Once an obscure metal you rarely heard about, this co-product of Nickel and Copper has recently been afforded “critical mineral status” – primarily because of its application in Lithium-ion battery technology. Meanwhile, U.S. import reliance for Cobalt is pegged at 72 percent, with recycling providing most of the balance. This may change soon. Writes Lasley:
“With at least one advanced stage exploration project in Alaska looking into the potential of producing cobalt alongside its copper, America’s 49th State could provide a domestic source for this critical metal.”
In light of recent price surges for Cobalt, battery makers, among them Tesla, are looking to develop technologies that require less of the material. However, as Lasley points out:
“Researchers and analysts do not see a scenario where the reduction of cobalt per battery can come close to offsetting the growing number of batteries that will be needed in the coming three decades.”
Simon Moores, managing director at Benchmark Mineral Intelligence and member of the ARPN panel of experts agrees, and in a recent tweet challenged Elon Musk to clarify what he meant when tweeting out his assumption that Tesla would reduce cobalt use to zero in their batteries in “next gen.” Moores believes it is “highly unlikely Tesla will be able to eliminate Cobalt from its supply chain entirely” and pegs the probability of such a scenario at one percent.

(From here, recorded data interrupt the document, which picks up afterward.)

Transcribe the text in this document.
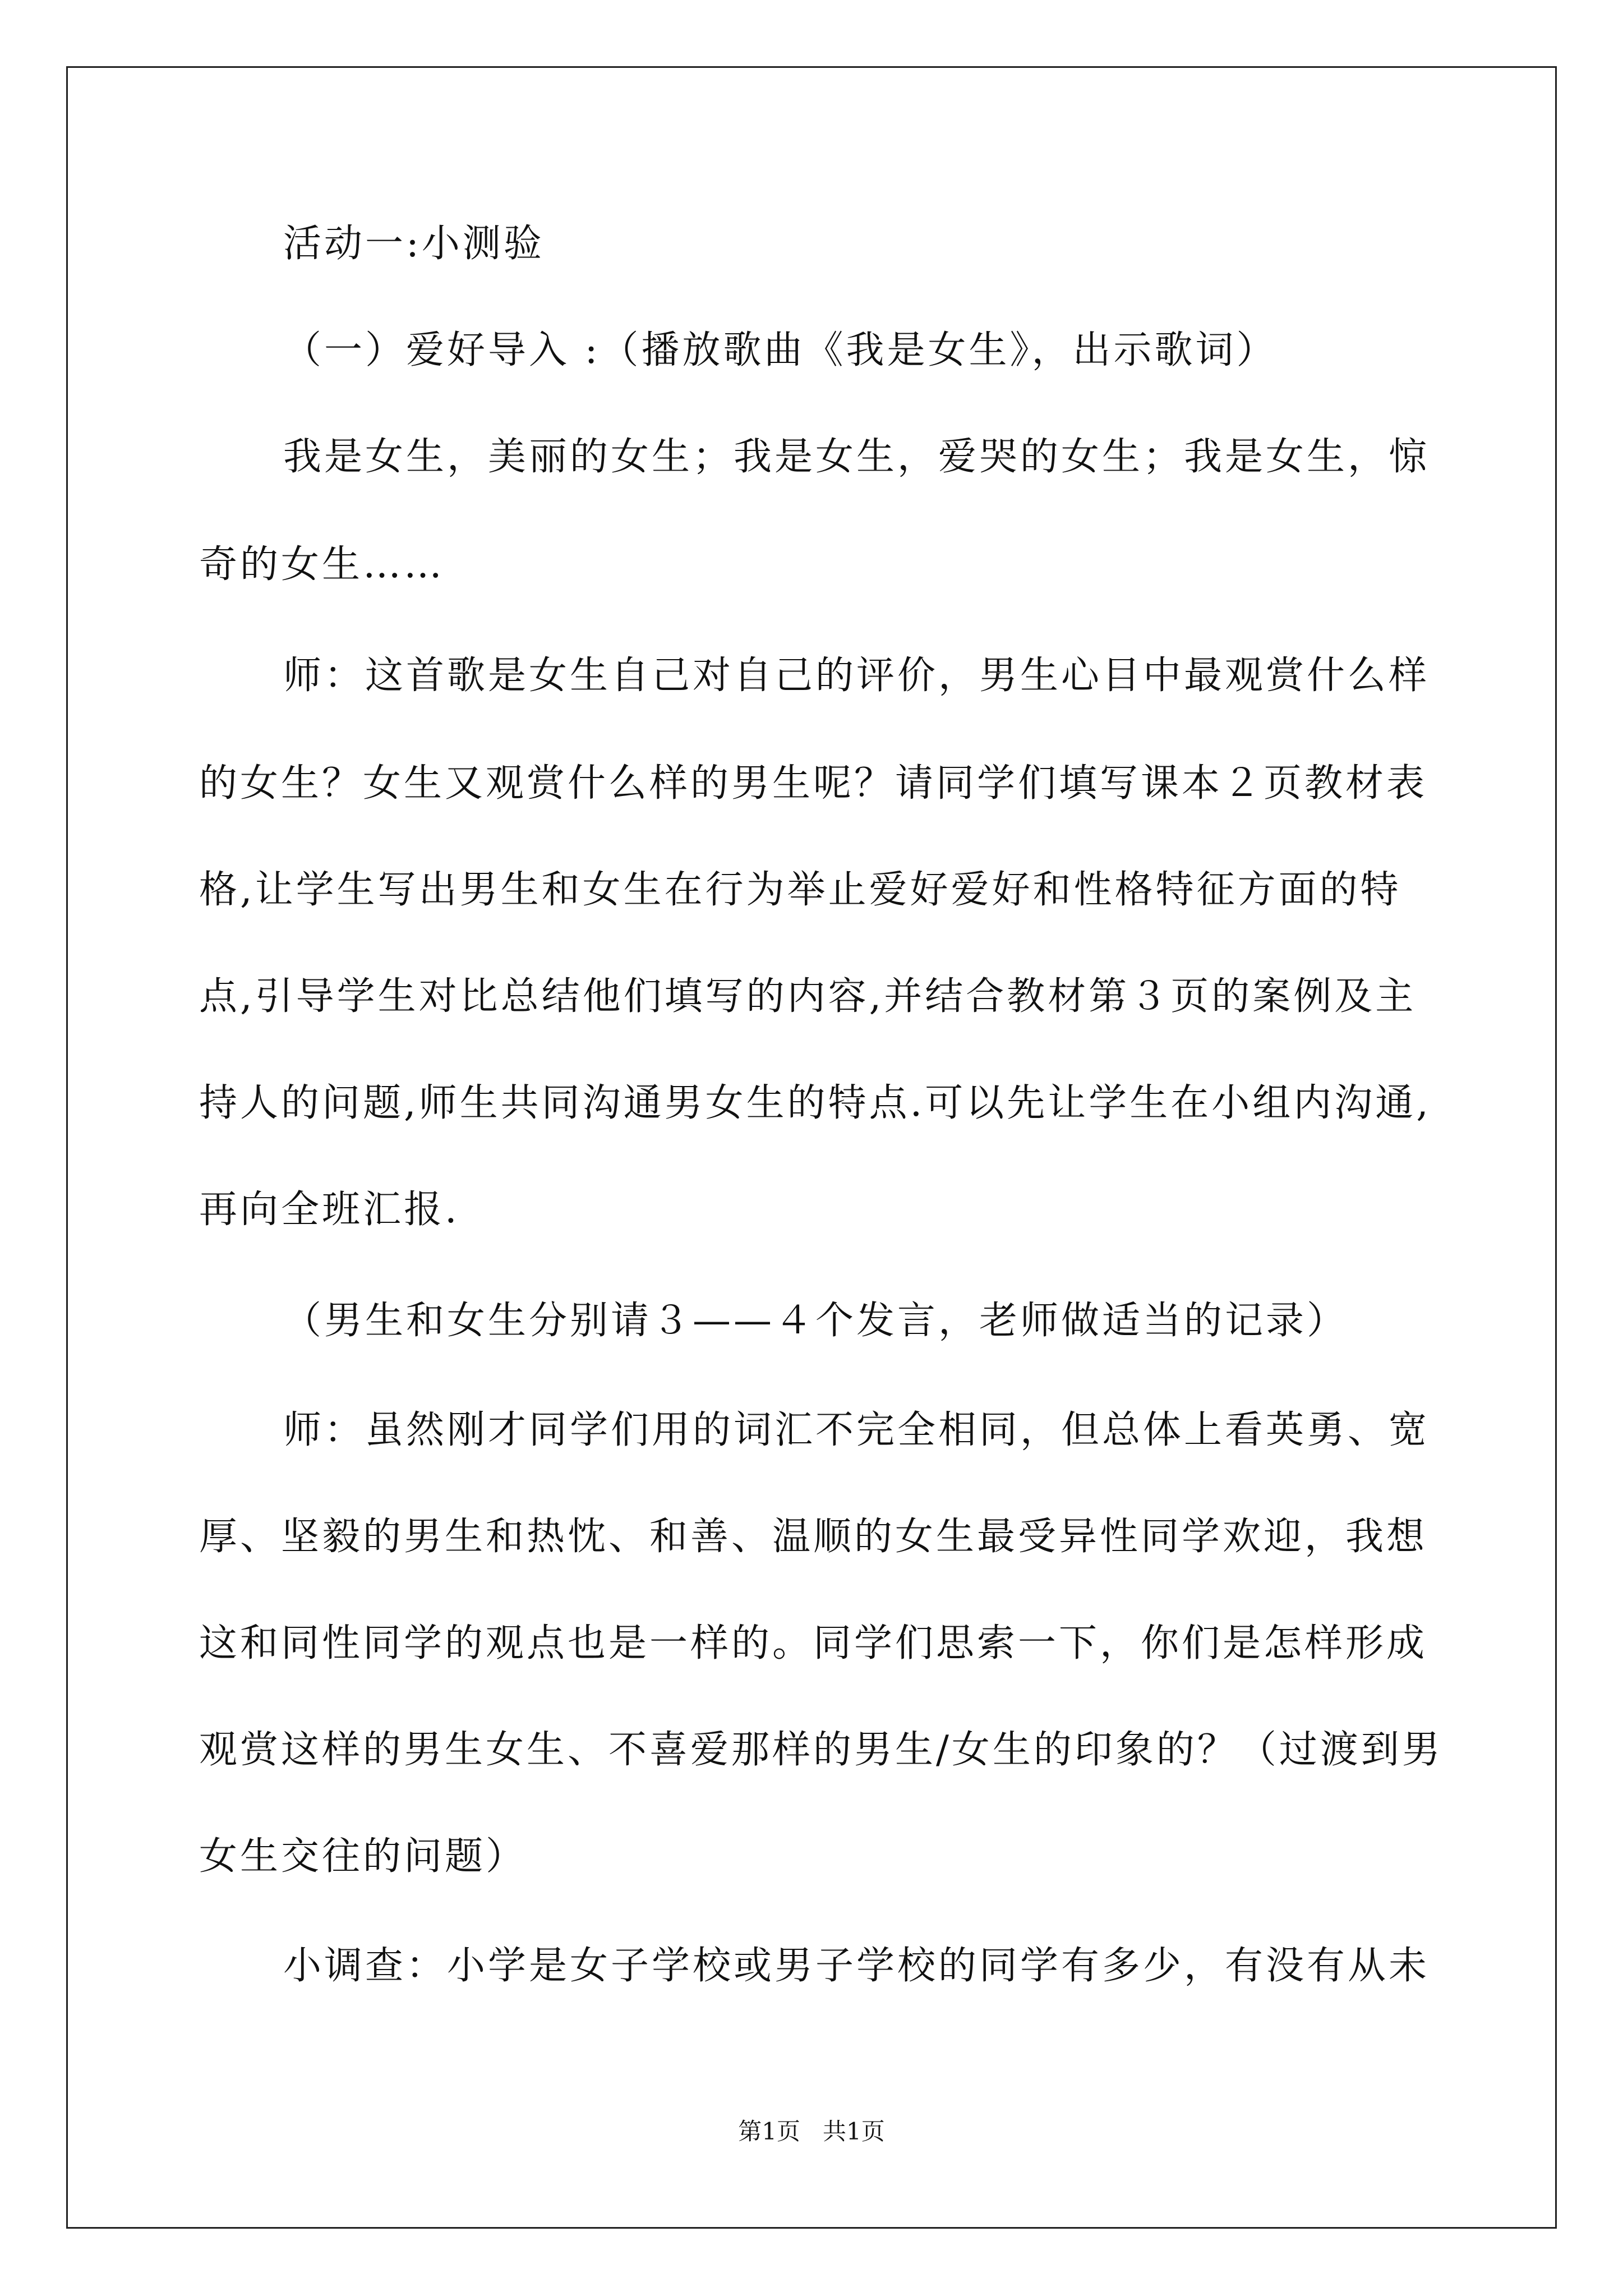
活动一:小测验
（一）爱好导入 :（播放歌曲《我是女生》，出示歌词）
我是女生，美丽的女生；我是女生，爱哭的女生；我是女生，惊
奇的女生……
师：这首歌是女生自己对自己的评价，男生心目中最观赏什么样
的女生？女生又观赏什么样的男生呢？请同学们填写课本２页教材表
格,让学生写出男生和女生在行为举止爱好爱好和性格特征方面的特
点,引导学生对比总结他们填写的内容,并结合教材第３页的案例及主
持人的问题,师生共同沟通男女生的特点.可以先让学生在小组内沟通,
再向全班汇报.
（男生和女生分别请３——４个发言，老师做适当的记录）
师：虽然刚才同学们用的词汇不完全相同，但总体上看英勇、宽
厚、坚毅的男生和热忱、和善、温顺的女生最受异性同学欢迎，我想
这和同性同学的观点也是一样的。同学们思索一下，你们是怎样形成
观赏这样的男生女生、不喜爱那样的男生/女生的印象的？（过渡到男
女生交往的问题）
小调查：小学是女子学校或男子学校的同学有多少，有没有从未
第1页   共1页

With demand on the rise, complex supply chain complications have companies turn to the United States as a potential source of supply.
As Lasley explains:
“One of the difficulties is cobalt is seldom mined as a standalone metal. Instead, this increasingly needed battery metal is typically produced as a byproduct at copper and nickel mines. This means that any future cobalt mines would likely need to consider the economics of the moneymaking metal in the deposit.
“This situation limits producers’ flexibility in adjusting the amount of cobalt mined in response to changes in demand and can result in periods of oversupply or shortage,” according to the USGS.
While at lower prices, the cost to recover cobalt from copper or nickel mines may not have been economically viable, the demand electric vehicles are putting on this metal has companies taking a closer look at the feasibility of recovering cobalt exploring and developing copper deposits in the United States.”
Further complicating the situation is Cobalt’s conflict mineral status, which has led to pressures on automakers to source the material outside the Democratic Republic of the Congo (DRC), from which a majority of Cobalt is currently sourced. This, as Lasley points out, “could add to the catalysts to establish domestic sources of this critical metal.”